Tuesday, June 03, 2008

Night Seven in the Lightly Household...

...and we're still not getting much sleep.

Previously, it was sort of on and off - some good nights, some bad, exactly the sort of thing you would expect with a newborn, possibly even a little better than you would expect, dare I say it (I dared, and therefore haven't had much sleep recently...) I count a good night as one where Theo feeds and then goes straight back to sleep - I'm not expecting any sleep through the night miracles here.

For a week now we've been having trouble settling him after one or both of his night feeds. On Saturday night I decided to leave him in his own room for the whole night - I think moving him in to ours when he woke for his 1am-ish feed was disturbing him more than necessary. I think it helped as he did sleep after the 1am feed but then he took ages settle after the 4am feed.

On Sunday night I decided to try a 10pm dream feed. This worked really well - he didn't wake up and then slept until 2.30am. Unfortunately I then spent an hour and half settling him back down only for him to wake up again at 5am. And I didn't even get that nice long stretch at the beginning of the night anyway because Freyja woke up at 1.30am and I had to go in to her.

Last night I tried the dream feed again. This time he only lasted until 1.30am - which he has previously managed without the dream feed (and he usually lasts until about 1am now anyway). He then didn't settle and at 3am, on the verge of dropping dead from exhaustion (that's what it felt like at 3am anyway) I banished Adrian to the spare room so I could bring Theo into the bed and get some much needed sleep. Except it didn't work! I fed him again and he still didn't go to sleep. By this point I was crying and it took every ounce of strength and patience to get up and soothe him to sleep - I walked and patted and eventually he went back down in his basket (which I had brought back into my room - we're really making progress here!!) He was up again at 5am and then again at 6am.

I don't know if he's sleeping too much during the day, getting over-tired in the evenings, if I need to give him longer to settle himself once he's fed, if I need to stay longer to settle him after the night feeds. I don't think he relies on me to go to sleep - during the day I never feed him to sleep and he settles quickly with a few pats and his dummy. Who knows?!!

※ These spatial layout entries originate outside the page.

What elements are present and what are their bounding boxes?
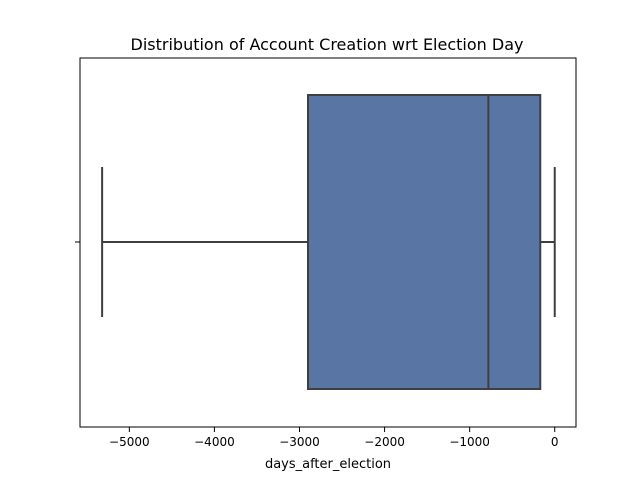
x-tick-label: −3000 <box>279 435 320 449</box>
x-tick-label: 0 <box>551 435 559 449</box>
x-tick-label: −4000 <box>194 435 235 449</box>
interquartile-box <box>307 94 542 390</box>
box-group <box>101 94 556 390</box>
x-tick-label: −1000 <box>449 435 490 449</box>
x-axis-ticks: −5000 −4000 −3000 −2000 −1000 0 <box>109 427 559 449</box>
x-tick-label: −5000 <box>109 435 150 449</box>
x-axis-label: days_after_election <box>265 457 391 472</box>
chart-title: Distribution of Account Creation wrt Ele… <box>131 35 524 54</box>
x-tick-label: −2000 <box>364 435 405 449</box>
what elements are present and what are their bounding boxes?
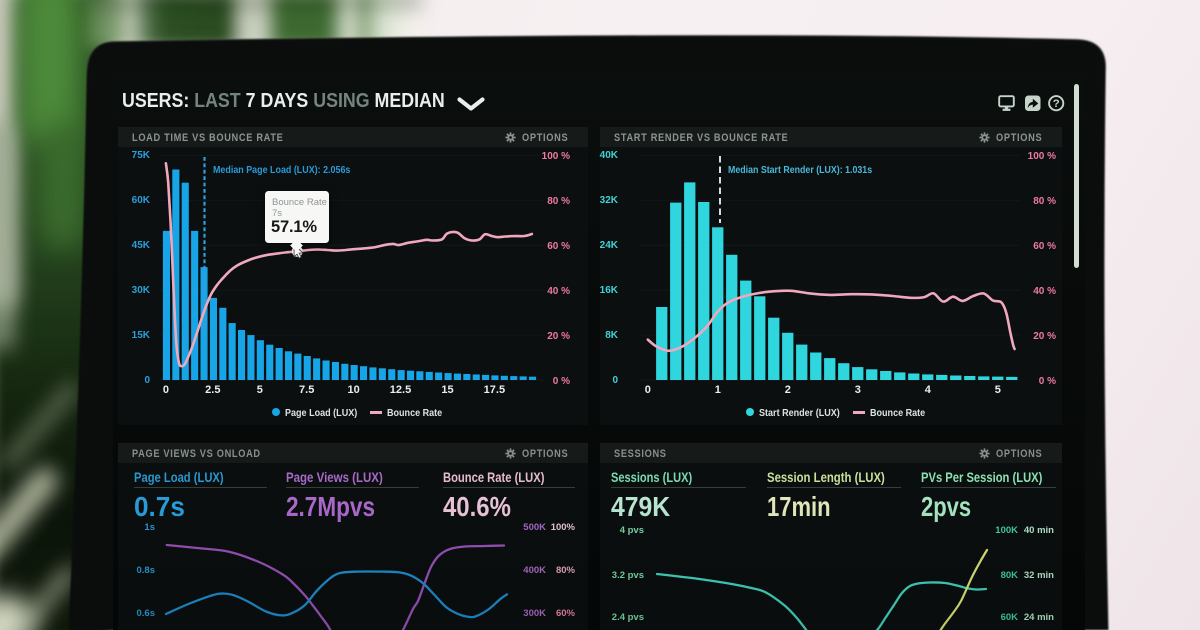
svg-text:?: ? <box>1053 98 1060 110</box>
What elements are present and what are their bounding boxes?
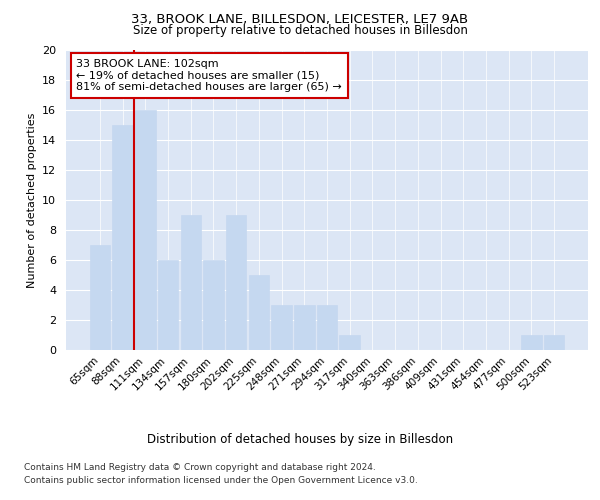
- Bar: [90, 245, 110, 350]
- Bar: [112, 125, 133, 350]
- Bar: [203, 260, 224, 350]
- Text: Size of property relative to detached houses in Billesdon: Size of property relative to detached ho…: [133, 24, 467, 37]
- Text: Contains HM Land Registry data © Crown copyright and database right 2024.: Contains HM Land Registry data © Crown c…: [24, 462, 376, 471]
- Bar: [158, 260, 178, 350]
- Bar: [248, 275, 269, 350]
- Bar: [271, 305, 292, 350]
- Text: Distribution of detached houses by size in Billesdon: Distribution of detached houses by size …: [147, 432, 453, 446]
- Text: Contains public sector information licensed under the Open Government Licence v3: Contains public sector information licen…: [24, 476, 418, 485]
- Bar: [226, 215, 247, 350]
- Bar: [294, 305, 314, 350]
- Bar: [544, 335, 564, 350]
- Bar: [521, 335, 542, 350]
- Text: 33, BROOK LANE, BILLESDON, LEICESTER, LE7 9AB: 33, BROOK LANE, BILLESDON, LEICESTER, LE…: [131, 12, 469, 26]
- Y-axis label: Number of detached properties: Number of detached properties: [26, 112, 37, 288]
- Bar: [135, 110, 155, 350]
- Text: 33 BROOK LANE: 102sqm
← 19% of detached houses are smaller (15)
81% of semi-deta: 33 BROOK LANE: 102sqm ← 19% of detached …: [76, 59, 342, 92]
- Bar: [317, 305, 337, 350]
- Bar: [181, 215, 201, 350]
- Bar: [340, 335, 360, 350]
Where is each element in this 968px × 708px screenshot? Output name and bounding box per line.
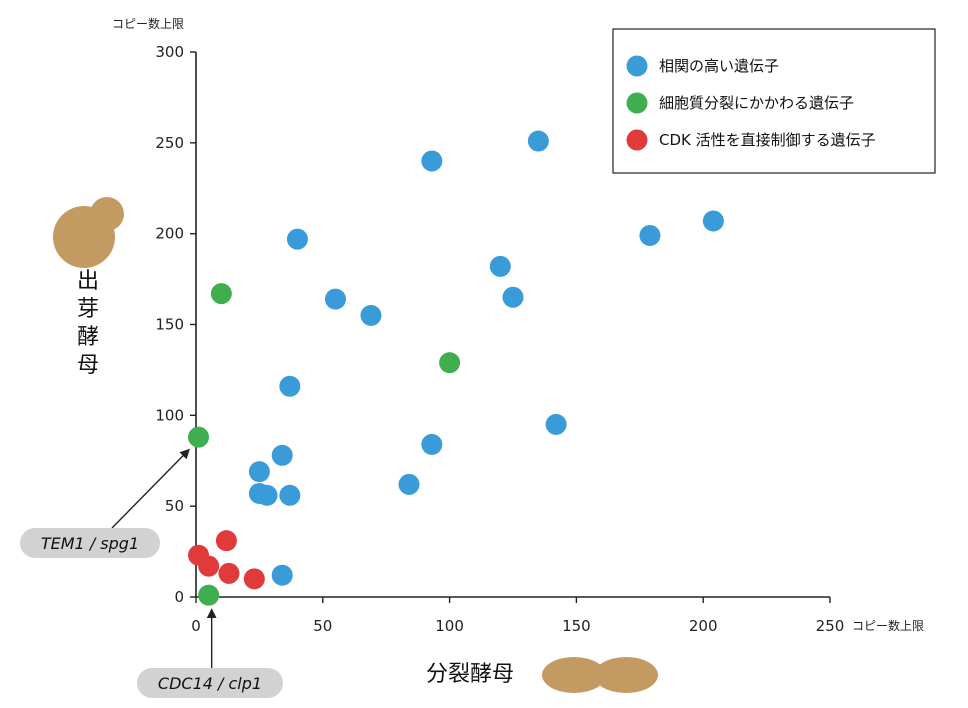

I've been telling myself and everyone else that it really isn't that bad - he goes down at around 8.30pm and he sleeps until around 1am so I am getting some sleep in the early part of the night . It all seems so much better in the daytime when you look back on it and even as I'm writing this I think that I'm probably being rather dramatic and it isn't so bad really. I feel relatively okay once I've managed to get myself out of bed in the morning and he's such a good baby on the whole - predictable, goes down for naps easily and even his fussy times aren't too difficult.

But the thing is, at 3am when you've been up for 2 hours already for yet another night, it is that bad. Thank God for patience, deep breaths, mother love and wide, gummy smiles!

2 Comments:

At 4:15 PM, Blogger Rowan said...

I can't remember at what point Sam clicked into his routine, but I do recall sleeping in the living room with him for the first few weeks he was at home (so around the age Theo is now) and spending quite a lot of time trying to get him to sleep after feeds. A lot of the time, I'd end up too tired to sleep and would be watching all sorts of crappy tv in the early hours :)

Maybe part of it is that as its second time around you're subconsciously assuming that you should have got this motherhood lark sorted, but that, of course, is without legislating for the individual baby :)

And its not easy when you've got another one who can be a bit unpredictable with her sleep patterns; I had a three night stretch last week where if it wasn't one of them waking me up a couple of times during the night, then it was the other. And just when you think its going to be like this forever, you get a really good night's sleep.

Anyway, chin up, get your sleep when you can and be grateful that he's a good baby on the whole. The nights will sort themselves out in due course, I'm sure :)

 
At 9:43 AM, Blogger solveig said...

Thanks Rowan. It has settled down a bit in the last couple of days although he has started waking at 5am - but my mum has been here to take him for him which has been great!!

I just keep reminding myself how precious these early weeks are and how short a time they actually last for.